Here, we only have the National Arts Council, which tells award-winning playwrights to rewrite their scripts to be more politically correct before they can be considered for funding.
And we only have minister-appointed chairpersons of publicly funded entities who may be super or morons, but who might consider it their patriotic duty to protect the political status quo against any challenge, real or imagined.
And here, we don’t ban plays after they have been performed at a national arts festival; we just don’t give them money — or give them money so late — so that they can’t perform at the festival in the first place.
Baya’s play had been touring for more than a year before the censorship board saw it and decided to ban it. If it had banned it 12 months earlier, who knows? Peace could have broken out in Zimbabwe a lot sooner.
But this is the problem with officials. They get appointed to be in charge of a particular area, but they simply never get to see the plays or see the exhibitions or read the books for which they are responsible.
The same, I’m pleased to report, cannot be said of our National Arts Council.

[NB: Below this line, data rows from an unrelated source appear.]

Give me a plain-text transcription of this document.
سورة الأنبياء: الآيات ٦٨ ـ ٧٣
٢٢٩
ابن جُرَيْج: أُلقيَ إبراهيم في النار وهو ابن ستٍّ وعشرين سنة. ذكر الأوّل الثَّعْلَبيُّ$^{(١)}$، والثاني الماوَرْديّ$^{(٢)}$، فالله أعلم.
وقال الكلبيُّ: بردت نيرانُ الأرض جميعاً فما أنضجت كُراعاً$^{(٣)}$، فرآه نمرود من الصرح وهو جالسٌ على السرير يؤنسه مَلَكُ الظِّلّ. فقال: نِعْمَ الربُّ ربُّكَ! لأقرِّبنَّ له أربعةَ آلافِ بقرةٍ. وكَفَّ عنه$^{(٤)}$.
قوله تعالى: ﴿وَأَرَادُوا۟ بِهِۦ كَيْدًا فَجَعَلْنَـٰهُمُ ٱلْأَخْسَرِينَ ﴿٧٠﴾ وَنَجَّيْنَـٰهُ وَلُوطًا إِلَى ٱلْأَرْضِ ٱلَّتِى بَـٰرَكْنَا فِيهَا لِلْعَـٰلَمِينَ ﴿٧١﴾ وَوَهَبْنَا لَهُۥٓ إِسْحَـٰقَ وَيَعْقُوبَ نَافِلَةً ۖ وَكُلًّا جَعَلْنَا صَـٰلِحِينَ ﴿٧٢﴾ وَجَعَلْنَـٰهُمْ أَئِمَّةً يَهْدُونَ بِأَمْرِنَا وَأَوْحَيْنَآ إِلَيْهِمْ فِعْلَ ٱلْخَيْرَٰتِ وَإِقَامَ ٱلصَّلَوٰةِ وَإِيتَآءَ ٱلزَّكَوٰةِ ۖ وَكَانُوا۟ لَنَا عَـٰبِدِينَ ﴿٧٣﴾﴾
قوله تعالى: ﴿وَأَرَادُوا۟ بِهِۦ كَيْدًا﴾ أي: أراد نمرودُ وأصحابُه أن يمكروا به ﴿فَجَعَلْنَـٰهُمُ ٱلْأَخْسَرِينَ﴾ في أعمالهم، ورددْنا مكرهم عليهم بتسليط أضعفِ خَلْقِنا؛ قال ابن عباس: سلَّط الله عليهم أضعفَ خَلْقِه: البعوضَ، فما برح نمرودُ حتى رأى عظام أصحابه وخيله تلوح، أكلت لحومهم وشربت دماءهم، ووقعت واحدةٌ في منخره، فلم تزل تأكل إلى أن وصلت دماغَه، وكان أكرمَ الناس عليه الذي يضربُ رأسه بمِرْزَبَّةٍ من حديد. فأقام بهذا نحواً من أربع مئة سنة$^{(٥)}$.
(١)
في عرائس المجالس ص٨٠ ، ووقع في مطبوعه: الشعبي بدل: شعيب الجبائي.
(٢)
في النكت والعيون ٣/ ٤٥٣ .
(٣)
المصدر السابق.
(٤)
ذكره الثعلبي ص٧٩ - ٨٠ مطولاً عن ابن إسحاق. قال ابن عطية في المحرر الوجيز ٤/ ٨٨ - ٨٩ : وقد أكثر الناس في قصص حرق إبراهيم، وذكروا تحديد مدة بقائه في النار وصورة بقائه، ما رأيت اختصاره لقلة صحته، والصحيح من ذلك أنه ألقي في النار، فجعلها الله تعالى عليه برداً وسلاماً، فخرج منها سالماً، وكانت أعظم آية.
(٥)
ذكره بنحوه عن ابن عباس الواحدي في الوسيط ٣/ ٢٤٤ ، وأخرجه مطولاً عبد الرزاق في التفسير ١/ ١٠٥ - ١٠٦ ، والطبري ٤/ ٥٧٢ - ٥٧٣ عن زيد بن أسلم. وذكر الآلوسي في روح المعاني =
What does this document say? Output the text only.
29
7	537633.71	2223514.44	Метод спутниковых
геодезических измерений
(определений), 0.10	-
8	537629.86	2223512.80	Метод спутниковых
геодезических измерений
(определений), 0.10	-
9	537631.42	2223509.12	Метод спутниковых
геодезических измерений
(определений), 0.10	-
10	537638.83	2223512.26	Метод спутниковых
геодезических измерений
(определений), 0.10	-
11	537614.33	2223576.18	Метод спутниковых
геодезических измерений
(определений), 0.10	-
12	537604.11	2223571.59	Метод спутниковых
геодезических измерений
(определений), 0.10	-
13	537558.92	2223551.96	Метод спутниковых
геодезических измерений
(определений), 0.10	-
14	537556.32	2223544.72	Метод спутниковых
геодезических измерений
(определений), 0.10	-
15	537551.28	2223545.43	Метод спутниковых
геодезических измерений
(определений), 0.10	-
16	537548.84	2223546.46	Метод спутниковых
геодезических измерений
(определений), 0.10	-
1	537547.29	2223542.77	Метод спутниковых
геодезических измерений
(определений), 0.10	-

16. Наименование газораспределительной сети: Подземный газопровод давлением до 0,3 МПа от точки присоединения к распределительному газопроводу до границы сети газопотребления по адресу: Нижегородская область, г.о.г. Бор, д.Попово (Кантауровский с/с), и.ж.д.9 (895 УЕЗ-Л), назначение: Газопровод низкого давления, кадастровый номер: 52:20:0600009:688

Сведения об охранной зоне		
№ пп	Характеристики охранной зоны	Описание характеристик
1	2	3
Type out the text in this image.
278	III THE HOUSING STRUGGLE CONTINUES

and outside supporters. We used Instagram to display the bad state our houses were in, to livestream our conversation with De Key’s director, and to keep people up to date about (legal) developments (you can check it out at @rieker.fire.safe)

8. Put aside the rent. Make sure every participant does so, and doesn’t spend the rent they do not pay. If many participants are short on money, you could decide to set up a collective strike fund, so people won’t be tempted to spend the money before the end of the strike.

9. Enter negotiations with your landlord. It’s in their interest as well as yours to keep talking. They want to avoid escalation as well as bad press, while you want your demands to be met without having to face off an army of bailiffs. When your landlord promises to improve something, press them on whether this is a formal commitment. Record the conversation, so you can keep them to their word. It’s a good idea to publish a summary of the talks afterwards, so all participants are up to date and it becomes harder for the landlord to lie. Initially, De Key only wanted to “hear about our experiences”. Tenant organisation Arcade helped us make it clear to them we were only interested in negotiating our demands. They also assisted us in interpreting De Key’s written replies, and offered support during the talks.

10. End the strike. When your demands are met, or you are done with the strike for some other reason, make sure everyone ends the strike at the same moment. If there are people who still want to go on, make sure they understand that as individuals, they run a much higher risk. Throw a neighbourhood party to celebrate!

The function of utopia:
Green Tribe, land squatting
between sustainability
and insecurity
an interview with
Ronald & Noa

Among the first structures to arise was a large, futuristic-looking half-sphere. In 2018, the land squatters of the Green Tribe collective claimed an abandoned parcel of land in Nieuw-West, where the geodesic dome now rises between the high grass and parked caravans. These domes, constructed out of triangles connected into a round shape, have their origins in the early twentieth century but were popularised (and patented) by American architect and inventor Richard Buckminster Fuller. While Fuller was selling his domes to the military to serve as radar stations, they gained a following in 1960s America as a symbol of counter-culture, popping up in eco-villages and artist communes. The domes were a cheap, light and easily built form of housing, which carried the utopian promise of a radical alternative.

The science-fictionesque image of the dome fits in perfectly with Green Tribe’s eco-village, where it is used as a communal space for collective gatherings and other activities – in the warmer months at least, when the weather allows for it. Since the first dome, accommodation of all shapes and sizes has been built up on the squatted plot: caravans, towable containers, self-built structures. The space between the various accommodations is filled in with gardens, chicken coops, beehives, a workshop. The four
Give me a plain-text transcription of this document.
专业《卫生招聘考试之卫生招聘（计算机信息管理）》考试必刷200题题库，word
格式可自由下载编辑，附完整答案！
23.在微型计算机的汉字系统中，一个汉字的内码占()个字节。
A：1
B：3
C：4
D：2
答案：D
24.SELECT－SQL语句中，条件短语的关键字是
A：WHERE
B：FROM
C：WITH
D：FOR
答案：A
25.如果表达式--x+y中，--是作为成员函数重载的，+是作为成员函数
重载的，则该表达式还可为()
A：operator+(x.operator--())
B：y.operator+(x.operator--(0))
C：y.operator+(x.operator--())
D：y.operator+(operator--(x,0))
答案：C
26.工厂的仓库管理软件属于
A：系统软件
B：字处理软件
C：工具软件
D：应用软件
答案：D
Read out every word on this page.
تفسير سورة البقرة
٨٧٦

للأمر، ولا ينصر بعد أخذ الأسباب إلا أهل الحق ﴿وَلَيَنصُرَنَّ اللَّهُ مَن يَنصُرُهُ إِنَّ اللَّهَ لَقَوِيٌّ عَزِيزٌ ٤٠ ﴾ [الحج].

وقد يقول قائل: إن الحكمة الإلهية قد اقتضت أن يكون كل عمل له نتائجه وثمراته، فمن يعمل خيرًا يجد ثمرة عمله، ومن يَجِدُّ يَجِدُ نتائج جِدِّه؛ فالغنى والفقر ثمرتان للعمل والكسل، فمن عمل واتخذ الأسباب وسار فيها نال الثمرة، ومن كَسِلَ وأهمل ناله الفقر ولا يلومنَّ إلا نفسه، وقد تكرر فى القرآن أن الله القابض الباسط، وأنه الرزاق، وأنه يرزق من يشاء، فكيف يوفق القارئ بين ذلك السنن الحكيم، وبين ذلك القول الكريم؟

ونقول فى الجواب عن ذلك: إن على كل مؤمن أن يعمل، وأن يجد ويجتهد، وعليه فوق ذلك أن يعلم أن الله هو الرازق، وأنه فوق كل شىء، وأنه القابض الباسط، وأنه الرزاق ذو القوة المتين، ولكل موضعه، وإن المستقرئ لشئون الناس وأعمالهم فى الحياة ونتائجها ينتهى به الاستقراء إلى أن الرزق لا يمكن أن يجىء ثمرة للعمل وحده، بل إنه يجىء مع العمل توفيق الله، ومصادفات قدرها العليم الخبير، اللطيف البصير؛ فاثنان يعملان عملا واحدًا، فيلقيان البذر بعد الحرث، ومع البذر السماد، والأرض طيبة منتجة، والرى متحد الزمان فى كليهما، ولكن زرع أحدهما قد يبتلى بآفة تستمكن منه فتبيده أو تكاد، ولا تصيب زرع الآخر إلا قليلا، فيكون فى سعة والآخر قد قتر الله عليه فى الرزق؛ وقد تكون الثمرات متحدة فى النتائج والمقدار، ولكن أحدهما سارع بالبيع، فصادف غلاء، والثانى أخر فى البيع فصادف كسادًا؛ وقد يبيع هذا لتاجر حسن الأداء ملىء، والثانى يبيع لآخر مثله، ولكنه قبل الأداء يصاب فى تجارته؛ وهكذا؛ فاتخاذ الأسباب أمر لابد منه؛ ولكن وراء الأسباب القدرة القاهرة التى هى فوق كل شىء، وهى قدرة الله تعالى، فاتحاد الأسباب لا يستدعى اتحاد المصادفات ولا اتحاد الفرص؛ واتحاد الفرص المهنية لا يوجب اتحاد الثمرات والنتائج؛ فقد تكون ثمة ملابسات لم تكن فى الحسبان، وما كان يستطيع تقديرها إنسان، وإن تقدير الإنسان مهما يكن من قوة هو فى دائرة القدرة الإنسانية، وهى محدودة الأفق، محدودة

It will meet for three days in mid-June to consider applications for funding, and applicants for funding for the festival will know whether they have National Arts Council support on June 15.
A fortnight later, the full board will again meet for three days in Grahams-town. It will have all its expenses paid to meet at the festival, and perhaps even take in a few shows.
Moral of the story? If you want to participate in the National Arts Festival and need funding from the National Arts Council to do so, it would be better for you to serve on the National Arts Council than to apply to it.
The National Arts Council board is off to Grahamstown. The artists can (still) go to hell.